Even e-commerce giants can't afford a misstep. Investors will be watching closely later this week when Amazon celebrates its annual Prime Day with deep discounts on Tuesday and Wednesday.

The event, which will be held roughly three months later than usual, is expected to generate $9.9 billion in global sales for Amazon, up 43% from last year's event, according to eMarketer.

India's equivalent bonanza, which pits Walmart-owned Flipkart against Amazon in a fierce discounting battle, kicks off later in the week.

What a Biden presidency would mean for banks

As the nation's biggest banks prepare to report their latest earnings this week, these titans of Wall Street face a conundrum.

Many financial services executives are supporting Joe Biden over President Trump — even though a Biden win could be a slight negative for the industry, my CNN Business colleague Paul R. La Monica reports.

The rub: Deregulation championed by the White House, Trump's tax cuts of 2017, and low interest rates ushered in by Trump-nominated Fed boss Jerome Powell have helped fuel a market rally that was — at least until Covid-19 hit — good for bank profits.

But according to a recent analysis from S&P Market Intelligence, Biden's proposed tax plan could lead to a combined $7 billion increase in corporate taxes annually for the nation's top 10 banks.

Executives from JPMorgan Chase, Citigroup, Bank of America, Wells Fargo, Goldman Sachs and Morgan Stanley will almost certainly be asked about the election during this week's earnings calls with analysts and investors.

Counterpoint: The S&P analysts noted that a higher corporate tax rate could actually boost bank valuations.

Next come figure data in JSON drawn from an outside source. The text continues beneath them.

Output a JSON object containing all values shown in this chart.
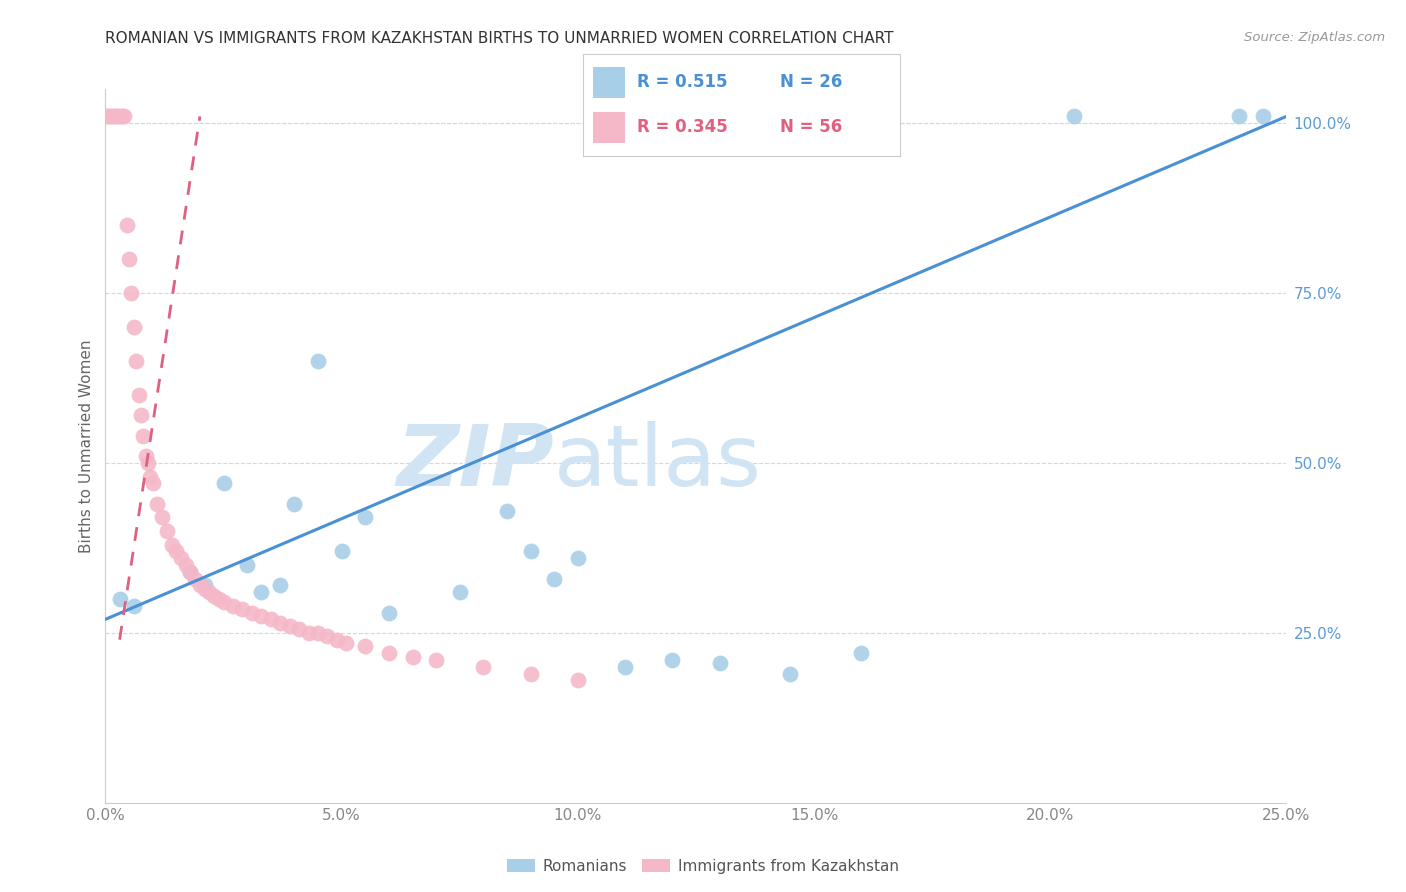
{
  "title": "ROMANIAN VS IMMIGRANTS FROM KAZAKHSTAN BIRTHS TO UNMARRIED WOMEN CORRELATION CHART",
  "source": "Source: ZipAtlas.com",
  "ylabel": "Births to Unmarried Women",
  "x_tick_labels": [
    "0.0%",
    "5.0%",
    "10.0%",
    "15.0%",
    "20.0%",
    "25.0%"
  ],
  "x_tick_values": [
    0.0,
    5.0,
    10.0,
    15.0,
    20.0,
    25.0
  ],
  "y_tick_labels_right": [
    "25.0%",
    "50.0%",
    "75.0%",
    "100.0%"
  ],
  "y_tick_values": [
    25.0,
    50.0,
    75.0,
    100.0
  ],
  "xlim": [
    0.0,
    25.0
  ],
  "ylim": [
    0.0,
    105.0
  ],
  "legend_r_blue": "R = 0.515",
  "legend_n_blue": "N = 26",
  "legend_r_pink": "R = 0.345",
  "legend_n_pink": "N = 56",
  "legend_label_blue": "Romanians",
  "legend_label_pink": "Immigrants from Kazakhstan",
  "blue_color": "#a8cfe8",
  "pink_color": "#f4b8c8",
  "blue_line_color": "#4a90d4",
  "pink_line_color": "#e06080",
  "blue_r_color": "#4a90d4",
  "pink_r_color": "#e06080",
  "watermark_zip": "ZIP",
  "watermark_atlas": "atlas",
  "watermark_color": "#d0e4f4",
  "grid_color": "#d0d8e0",
  "axis_color": "#cccccc",
  "tick_label_color": "#888888",
  "right_tick_color": "#5b9bd5",
  "ylabel_color": "#666666",
  "title_color": "#333333",
  "source_color": "#999999",
  "scatter_blue_x": [
    0.3,
    0.6,
    1.8,
    2.1,
    2.5,
    3.0,
    3.3,
    3.7,
    4.0,
    4.5,
    5.0,
    5.5,
    6.0,
    7.5,
    8.5,
    9.0,
    9.5,
    10.0,
    11.0,
    12.0,
    13.0,
    14.5,
    16.0,
    20.5,
    24.0,
    24.5
  ],
  "scatter_blue_y": [
    30.0,
    29.0,
    34.0,
    32.0,
    47.0,
    35.0,
    31.0,
    32.0,
    44.0,
    65.0,
    37.0,
    42.0,
    28.0,
    31.0,
    43.0,
    37.0,
    33.0,
    36.0,
    20.0,
    21.0,
    20.5,
    19.0,
    22.0,
    101.0,
    101.0,
    101.0
  ],
  "scatter_pink_x": [
    0.0,
    0.05,
    0.1,
    0.15,
    0.2,
    0.25,
    0.3,
    0.35,
    0.4,
    0.45,
    0.5,
    0.55,
    0.6,
    0.65,
    0.7,
    0.75,
    0.8,
    0.85,
    0.9,
    0.95,
    1.0,
    1.1,
    1.2,
    1.3,
    1.4,
    1.5,
    1.6,
    1.7,
    1.8,
    1.9,
    2.0,
    2.1,
    2.2,
    2.3,
    2.4,
    2.5,
    2.7,
    2.9,
    3.1,
    3.3,
    3.5,
    3.7,
    3.9,
    4.1,
    4.3,
    4.5,
    4.7,
    4.9,
    5.1,
    5.5,
    6.0,
    6.5,
    7.0,
    8.0,
    9.0,
    10.0
  ],
  "scatter_pink_y": [
    101.0,
    101.0,
    101.0,
    101.0,
    101.0,
    101.0,
    101.0,
    101.0,
    101.0,
    85.0,
    80.0,
    75.0,
    70.0,
    65.0,
    60.0,
    57.0,
    54.0,
    51.0,
    50.0,
    48.0,
    47.0,
    44.0,
    42.0,
    40.0,
    38.0,
    37.0,
    36.0,
    35.0,
    34.0,
    33.0,
    32.0,
    31.5,
    31.0,
    30.5,
    30.0,
    29.5,
    29.0,
    28.5,
    28.0,
    27.5,
    27.0,
    26.5,
    26.0,
    25.5,
    25.0,
    25.0,
    24.5,
    24.0,
    23.5,
    23.0,
    22.0,
    21.5,
    21.0,
    20.0,
    19.0,
    18.0
  ],
  "blue_line_x": [
    0.0,
    25.0
  ],
  "blue_line_y": [
    27.0,
    101.0
  ],
  "pink_line_x": [
    0.3,
    2.0
  ],
  "pink_line_y": [
    24.0,
    101.0
  ]
}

That's because many big banks have assets on their books that would actually increase in value if tax rates went up.

What's more, Biden is unlikely to push for a significantly higher corporate tax rate, some experts say.

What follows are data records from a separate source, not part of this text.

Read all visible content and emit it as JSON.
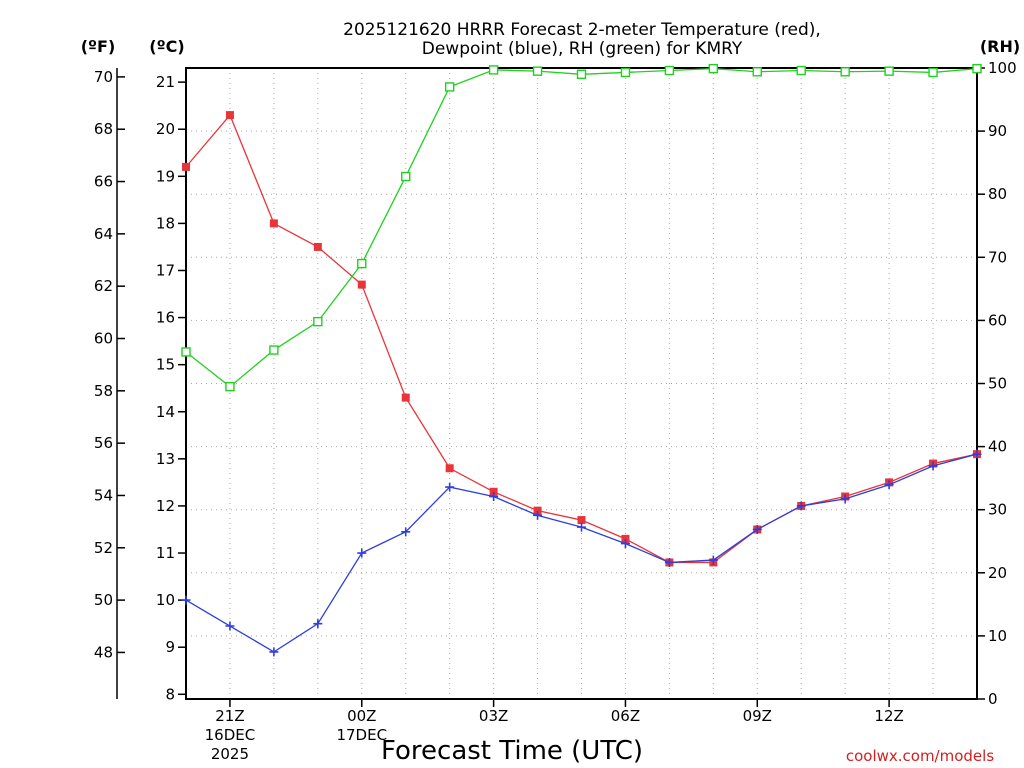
{
  "chart_data": {
    "type": "line",
    "title_lines": [
      "2025121620 HRRR Forecast 2-meter Temperature (red),",
      "Dewpoint (blue), RH (green) for KMRY"
    ],
    "units": {
      "fahrenheit": "(ºF)",
      "celsius": "(ºC)",
      "rh": "(RH)"
    },
    "xlabel": "Forecast Time (UTC)",
    "credit": "coolwx.com/models",
    "x_hours": [
      20,
      21,
      22,
      23,
      24,
      25,
      26,
      27,
      28,
      29,
      30,
      31,
      32,
      33,
      34,
      35,
      36,
      37,
      38
    ],
    "xlim": [
      20,
      38
    ],
    "x_ticks": [
      {
        "hour": 21,
        "lines": [
          "21Z",
          "16DEC",
          "2025"
        ]
      },
      {
        "hour": 24,
        "lines": [
          "00Z",
          "17DEC"
        ]
      },
      {
        "hour": 27,
        "lines": [
          "03Z"
        ]
      },
      {
        "hour": 30,
        "lines": [
          "06Z"
        ]
      },
      {
        "hour": 33,
        "lines": [
          "09Z"
        ]
      },
      {
        "hour": 36,
        "lines": [
          "12Z"
        ]
      }
    ],
    "celsius_axis": {
      "lim": [
        7.9,
        21.3
      ],
      "ticks": [
        8,
        9,
        10,
        11,
        12,
        13,
        14,
        15,
        16,
        17,
        18,
        19,
        20,
        21
      ]
    },
    "fahrenheit_axis": {
      "ticks": [
        48,
        50,
        52,
        54,
        56,
        58,
        60,
        62,
        64,
        66,
        68,
        70
      ]
    },
    "rh_axis": {
      "lim": [
        0,
        100
      ],
      "ticks": [
        0,
        10,
        20,
        30,
        40,
        50,
        60,
        70,
        80,
        90,
        100
      ]
    },
    "series": [
      {
        "name": "Temperature",
        "axis": "celsius",
        "color": "#e8353a",
        "marker": "filled-square",
        "values": [
          19.2,
          20.3,
          18.0,
          17.5,
          16.7,
          14.3,
          12.8,
          12.3,
          11.9,
          11.7,
          11.3,
          10.8,
          10.8,
          11.5,
          12.0,
          12.2,
          12.5,
          12.9,
          13.1
        ]
      },
      {
        "name": "Dewpoint",
        "axis": "celsius",
        "color": "#2d3fdc",
        "marker": "plus",
        "values": [
          10.0,
          9.45,
          8.9,
          9.5,
          11.0,
          11.45,
          12.4,
          12.2,
          11.8,
          11.55,
          11.2,
          10.8,
          10.85,
          11.5,
          12.0,
          12.15,
          12.45,
          12.85,
          13.1
        ]
      },
      {
        "name": "RH",
        "axis": "rh",
        "color": "#1fd21f",
        "marker": "open-square",
        "values": [
          55.0,
          49.5,
          55.3,
          59.8,
          69.0,
          82.8,
          97.0,
          99.7,
          99.5,
          99.0,
          99.3,
          99.6,
          99.9,
          99.4,
          99.6,
          99.4,
          99.5,
          99.3,
          99.9
        ]
      }
    ]
  }
}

"With the economy likely still struggling to recover from the pandemic-induced recession ... moderate Democrats in conservative states ... would push back on a significant tax increase," Isaac Boltansky, an analyst for Compass Point Research & Trading, wrote in the S&P report.

Up next

Monday: Nobel prize in economics

Tuesday: BlackRock, Citigroup, JPMorgan Chase, Delta Air Lines earnings; IMF World Economic Outlook; Amazon Prime Day begins

Wednesday: Bank of America, Goldman Sachs, PNC, Wells Fargo earnings

Thursday: Morgan Stanley, Charles Schwab, Walgreens Boots Alliance, Taiwan Semiconductor earnings; US initial claims; US crude oil inventories

Friday: BNY Mellon, Schlumberger earnings; US retail sales

Correction: An earlier version of this article incorrectly described the relationship between Edinburgh Woollen Mill and Harris Tweed. The company sells products made from the cloth.